税理士バッジを交付されたら、どのように扱えばいいのでしょうか。以下の観点から説明します。
- バッジ着用の義務について
- 税理士バッジをつけるメリット
- 税理士バッジをつけるデメリット
税理士はバッジ着用が義務?
税理士会に登録している税理士は、税理士バッジの着用が義務付けられています。
推奨ではなく、業務中は必ずバッジを着用しなければならないため注意しましょう。
【参考】東京税理士会「バッジ(税理士会会員章)の紛失又は損壊の手続き」
しかし、移動中や休憩中もずっとバッジをつけていると目立ちやすいので、外したくなるシーンもあるでしょう。
こうしてバッジをつけたり外したりしていると、うっかり紛失・破損するリスクが高まります。
そのため、正規のバッジ(会員章)を紛失・破損したくない税理士は、前述した「略章」を日常的に使うケースもあるようです。
税理士バッジをつけるメリット
税理士バッジをつけるメリットは、「自分が税理士である」ということを証明できることです。
税理士バッジにより、相談者やクライアントに対して信頼性や安心感を示せます。次のようなシーンで、税理士バッジをつけるメリットを実感しやすいでしょう。
- 新規顧客の商談時
- セミナー開催時
- 公的機関での税務相談時
- 自社ホームページなどでのプロフィール
すでに取引のある企業であれば、改めてバッジを着用して信頼性をアピールする必要はありません。
しかし、セミナーや新規顧客など初対面のタイミングでは、税理士バッジを着用することで安心して相談してもらいやすくなるでしょう。
税理士バッジをつけるデメリット
税理士バッジをつけるデメリットは、税理士バッジをなくしてしまったり、壊れてしまったりする可能性がある点です。

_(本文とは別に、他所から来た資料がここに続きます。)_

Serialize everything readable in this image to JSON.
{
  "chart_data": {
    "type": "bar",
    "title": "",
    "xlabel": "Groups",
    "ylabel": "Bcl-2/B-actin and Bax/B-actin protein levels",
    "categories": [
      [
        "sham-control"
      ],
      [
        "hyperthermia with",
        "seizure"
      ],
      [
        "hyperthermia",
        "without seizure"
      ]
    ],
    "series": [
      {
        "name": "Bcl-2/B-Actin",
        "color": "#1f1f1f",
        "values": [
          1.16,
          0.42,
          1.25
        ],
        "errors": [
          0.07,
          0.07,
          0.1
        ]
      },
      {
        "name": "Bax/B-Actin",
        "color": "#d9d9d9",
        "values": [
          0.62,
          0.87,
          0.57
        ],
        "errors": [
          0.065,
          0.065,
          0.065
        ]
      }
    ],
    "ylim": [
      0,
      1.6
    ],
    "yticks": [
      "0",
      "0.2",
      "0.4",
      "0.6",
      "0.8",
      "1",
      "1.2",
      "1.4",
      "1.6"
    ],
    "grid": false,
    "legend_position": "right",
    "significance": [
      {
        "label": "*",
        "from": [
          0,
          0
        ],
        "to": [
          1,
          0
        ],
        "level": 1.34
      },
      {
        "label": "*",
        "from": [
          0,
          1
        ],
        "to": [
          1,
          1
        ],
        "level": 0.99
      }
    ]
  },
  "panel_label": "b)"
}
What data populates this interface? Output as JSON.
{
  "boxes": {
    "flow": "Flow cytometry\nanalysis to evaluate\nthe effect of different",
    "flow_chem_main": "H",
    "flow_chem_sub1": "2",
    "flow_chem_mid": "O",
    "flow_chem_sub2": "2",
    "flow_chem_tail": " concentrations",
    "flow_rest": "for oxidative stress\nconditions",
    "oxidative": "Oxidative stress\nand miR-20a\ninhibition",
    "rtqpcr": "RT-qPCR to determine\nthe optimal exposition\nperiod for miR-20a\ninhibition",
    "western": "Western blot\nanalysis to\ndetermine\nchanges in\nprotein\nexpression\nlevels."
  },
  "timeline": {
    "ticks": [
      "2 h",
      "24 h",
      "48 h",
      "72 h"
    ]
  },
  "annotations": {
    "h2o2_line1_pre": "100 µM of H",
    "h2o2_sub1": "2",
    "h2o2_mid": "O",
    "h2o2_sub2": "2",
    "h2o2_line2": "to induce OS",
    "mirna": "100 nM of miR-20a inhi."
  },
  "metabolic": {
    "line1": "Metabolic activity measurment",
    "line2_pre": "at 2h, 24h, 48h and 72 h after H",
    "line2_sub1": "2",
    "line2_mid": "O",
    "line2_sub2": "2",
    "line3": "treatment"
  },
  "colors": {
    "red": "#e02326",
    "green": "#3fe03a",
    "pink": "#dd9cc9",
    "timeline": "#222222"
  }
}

税理士バッジを紛失・破損してしまうと、手間のかかる申請手続きが必要です。
税理士バッジを失くした・壊したとき
税理士バッジを紛失してしまったときや壊してしまったときは、再発行の手続きが必要です。東京税理士会のWebサイトを参考に詳しく紹介します。
失くしたとき
紛失してしまったときは、税理士会の本会事務局宛に「税理士会員章再交付願」という書類を届けます。税理士会員章再交付願には以下の内容を記載します。
- 氏名
- 登録番号
- 所属支部
- 事務所所在地
- 住所
- 紛失した理由
再交付にあたっては5,000円が手数料として必要です。また、申請の際は郵送ではなく、税理士本人が事務局に出向く必要があります。
基本的には本人が手続きをするよう求められていますが、やむを得ない事情で対応できない場合、委任状を持参した代理人の申請・受け取りも可能です。
壊したとき
税理士バッジを壊してしまった場合も、事務局に「税理士会員章再交付願」を直接届けに行き、破損したバッジも添付します。
再交付手数料として5,000円が必要です。また、紛失した場合と同様に代理人の申請・受け取りも可能です。
【参考】東京税理士会「バッジ(税理士会会員章)の紛失又は損壊の手続き」
以上が正規のバッジ(会員章)の手続きです。略章を失くしたり壊したりした場合も、所定の届出が必要です。
【参考】東京税理士会「バッジ(略章)貸与及び紛失又は損壊の手続き」
税理士証票とは
税理士証票とは、税理士登録の際に交付される、税理士としての身分を証明するものです。顔写真も貼り付けるので、税理士としての身分を明かしやすいです。
税理士は証票を常に持ち歩くことが求められ、国税局や税務署などの職員と面接する際などは証票の提示が求められます(税理士法第32条)。
証票は定期交換(10年ごと)の必要があり、時期がくると日本税理士会連合会から通知が届きます。
定期交換の費用は2,500円です。
また、税理士バッジと同じく、失くしたり壊したりした場合は速やかに再交付の手続きをおこないます。
まとめ
今回の記事では、税理士バッジのデザインの意味、入手方法、業務中の取り扱いなどについて解説しました。
- 税理士バッジは「桜」と「円」をモチーフにしている。
- 税理士はバッジ(会員章)を常に着用する必要があるが、小さめのサイズの「略章」の着用でもOK。
- 税理士バッジの紛失・破損の場合は再交付手数料がかかる
受験生のなかには、税理士バッジを交付されることをモチベーションに勉強を頑張っている人も多いのではないでしょうか。